Furthermore, P. putida and A. aegrifaciens were H2S positive and demonstrated that they could minimize their sulfur compound to sulfides, whereas the others were H2S negative. In addition, six strains were nitrate positive indicated that these strains could remove nitrogen compounds from wastewater and the others could not reduce NO3. A. aegrifaciens was urease positive that could degrade the urea and cleaned up waste products into the ammonia. This strain could, therefore, also be used for wastewater treatment with high ammonia content. Additionally, only B. wiedmannii and B. safensis was able to use the extracellular development of gelatinase enzymes in polypeptides and amino acids. Based on the lipid hydrolysis, two strains had shown positive lipase enzyme, which could be used in bioremediation as an indication of lipolytic activity.

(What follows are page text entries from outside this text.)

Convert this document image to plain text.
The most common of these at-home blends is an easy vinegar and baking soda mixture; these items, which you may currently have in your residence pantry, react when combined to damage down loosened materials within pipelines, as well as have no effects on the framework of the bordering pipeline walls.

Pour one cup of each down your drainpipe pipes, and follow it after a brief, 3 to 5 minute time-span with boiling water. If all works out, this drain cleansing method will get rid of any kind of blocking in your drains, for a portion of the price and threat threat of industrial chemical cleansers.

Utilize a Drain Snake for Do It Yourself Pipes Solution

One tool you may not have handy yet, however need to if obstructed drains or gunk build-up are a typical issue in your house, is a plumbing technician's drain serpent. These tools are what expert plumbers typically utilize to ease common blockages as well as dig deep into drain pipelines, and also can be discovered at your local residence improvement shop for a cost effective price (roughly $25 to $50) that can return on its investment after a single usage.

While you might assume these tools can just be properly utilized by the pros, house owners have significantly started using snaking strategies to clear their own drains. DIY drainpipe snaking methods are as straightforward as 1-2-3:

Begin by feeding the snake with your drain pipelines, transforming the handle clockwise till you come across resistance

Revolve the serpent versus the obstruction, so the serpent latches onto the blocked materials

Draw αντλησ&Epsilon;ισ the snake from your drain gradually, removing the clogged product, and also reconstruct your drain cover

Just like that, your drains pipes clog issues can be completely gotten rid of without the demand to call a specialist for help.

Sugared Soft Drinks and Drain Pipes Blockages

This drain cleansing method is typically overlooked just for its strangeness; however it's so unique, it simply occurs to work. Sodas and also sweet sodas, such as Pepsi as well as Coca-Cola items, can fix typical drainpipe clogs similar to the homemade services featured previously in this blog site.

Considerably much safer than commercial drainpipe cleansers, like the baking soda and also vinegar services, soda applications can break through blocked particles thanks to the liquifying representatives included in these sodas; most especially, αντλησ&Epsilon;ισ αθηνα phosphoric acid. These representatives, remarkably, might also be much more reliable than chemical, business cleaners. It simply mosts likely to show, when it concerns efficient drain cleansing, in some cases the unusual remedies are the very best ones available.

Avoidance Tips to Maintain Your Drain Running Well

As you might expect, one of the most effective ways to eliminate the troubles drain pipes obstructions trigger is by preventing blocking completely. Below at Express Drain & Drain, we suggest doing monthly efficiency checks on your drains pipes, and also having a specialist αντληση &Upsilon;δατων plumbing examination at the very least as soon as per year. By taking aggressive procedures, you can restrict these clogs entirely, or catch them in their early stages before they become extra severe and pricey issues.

K. polaris, A. faecalis, and B. wiedmannii were positive for starch hydrolysis. Table 4 reveals that four strains had sugar fermentation capacities. It implied that these electroactive did not specifically participate in the pathway of electrode reduction and they were rather breaking down complex sources of carbon that supplied simpler substrates with non-fermenting bacteria. Our results were consistent with Vejarano et al. [81] and Kim et al. [82]; they showed that electrochemically active bacteria had been restricted to simple organic acids as electron donors and based on fermentation products.

Conclusion

This study demonstrated that the located biofilm on the surface of the cathode enhanced the current response (2615 mA m−3) of the BSCMFC and power generation (593 mW m−3) with the aid of aerobic exoelectrogens. These exoelectrogens can reduce oxygen without the aid of exogenous mediators. Also, most the electrogenic bacteria were strongly biofilm former in vitro. The 16SrRNA sequencing technology is successfully applied to analyze the microbial community for both bioanode and biocathode. Biofilms can help us unveiling new electrogenic microorganisms and improve our understanding of their role in the functioning of BSCMFC.